Le sujet de ce colloque traite de la linguistique informatique et plus particulièrement du traitement automatique des langues naturelles (TALN/TAL) ainsi que de son interaction avec les sciences cognitives. Il s’agit d’un domaine qui se situe au carrefour de la linguistique, de l’intelligence artificielle et des sciences cognitives dans leurs recherches sur le langage naturel.
Le colloque proposé vise les différentes applications du TALN dans un contexte monolingue, bilingue ou multilingue, telles que le développement des méthodologies nécessaires pour la construction et l’enrichissement des ressources linguistiques.
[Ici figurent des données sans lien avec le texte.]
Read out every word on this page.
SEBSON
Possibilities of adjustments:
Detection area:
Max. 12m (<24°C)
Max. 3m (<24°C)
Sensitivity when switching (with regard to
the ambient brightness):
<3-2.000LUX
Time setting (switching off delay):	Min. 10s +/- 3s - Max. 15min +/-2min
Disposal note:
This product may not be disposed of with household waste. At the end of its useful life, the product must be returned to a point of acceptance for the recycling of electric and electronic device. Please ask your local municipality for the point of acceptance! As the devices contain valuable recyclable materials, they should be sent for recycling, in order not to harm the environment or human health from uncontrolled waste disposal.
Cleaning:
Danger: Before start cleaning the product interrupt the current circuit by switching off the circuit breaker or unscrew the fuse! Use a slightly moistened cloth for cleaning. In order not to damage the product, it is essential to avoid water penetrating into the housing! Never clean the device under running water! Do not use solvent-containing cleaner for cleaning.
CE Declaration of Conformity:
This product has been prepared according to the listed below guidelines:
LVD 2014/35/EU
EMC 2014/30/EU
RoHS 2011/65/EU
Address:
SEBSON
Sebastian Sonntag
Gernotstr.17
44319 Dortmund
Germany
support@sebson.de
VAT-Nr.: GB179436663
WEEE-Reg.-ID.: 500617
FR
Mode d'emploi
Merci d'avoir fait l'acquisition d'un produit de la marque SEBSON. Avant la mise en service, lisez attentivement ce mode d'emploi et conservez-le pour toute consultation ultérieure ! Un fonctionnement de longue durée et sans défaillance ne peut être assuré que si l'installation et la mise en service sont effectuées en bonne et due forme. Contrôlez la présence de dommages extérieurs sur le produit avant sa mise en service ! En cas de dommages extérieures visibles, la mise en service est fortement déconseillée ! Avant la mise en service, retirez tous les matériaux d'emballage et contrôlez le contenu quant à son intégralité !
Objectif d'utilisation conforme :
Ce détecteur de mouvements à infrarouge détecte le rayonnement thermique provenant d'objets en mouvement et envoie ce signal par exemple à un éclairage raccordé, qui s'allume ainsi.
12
Tous les aspects du traitement automatique des langues sont considérés, en particulier les travaux théoriques ayant pour but de décrire les phénomènes linguistiques par des modèles calculatoires, le développement de logiciels d’aide aux linguistes pour leurs travaux de recherche, tels que des études de corpus, le développement de logiciels et de ressources pour utiliser, traiter, organiser et conserver des données linguistiques écrites ou orales.
Plus spécifiquement, nous proposons d’abord les sujets suivants :
– modèles de calcul des langues naturelles
– réseaux sémantiques de grande taille
– modèles cognitifs et psychologiques des langues naturelles
– évolution des langues naturelles
– traitement du discours
– pragmatique, processus cognitifs et sociaux des langues
– résumé automatique et extraction d’information
– interfaces et systèmes de dialogue
– traduction automatique
– traitement des ressources multilingues
– outils et ressources en TALN
– corpus linguistique
– forage de données.
Il sera demandé aux présentateurs de mettre en valeur les aspects liés au traitement automatique des langues naturelles, quel que soit le sujet abordé, ainsi qu’à leur pertinence au niveau des sciences cognitives.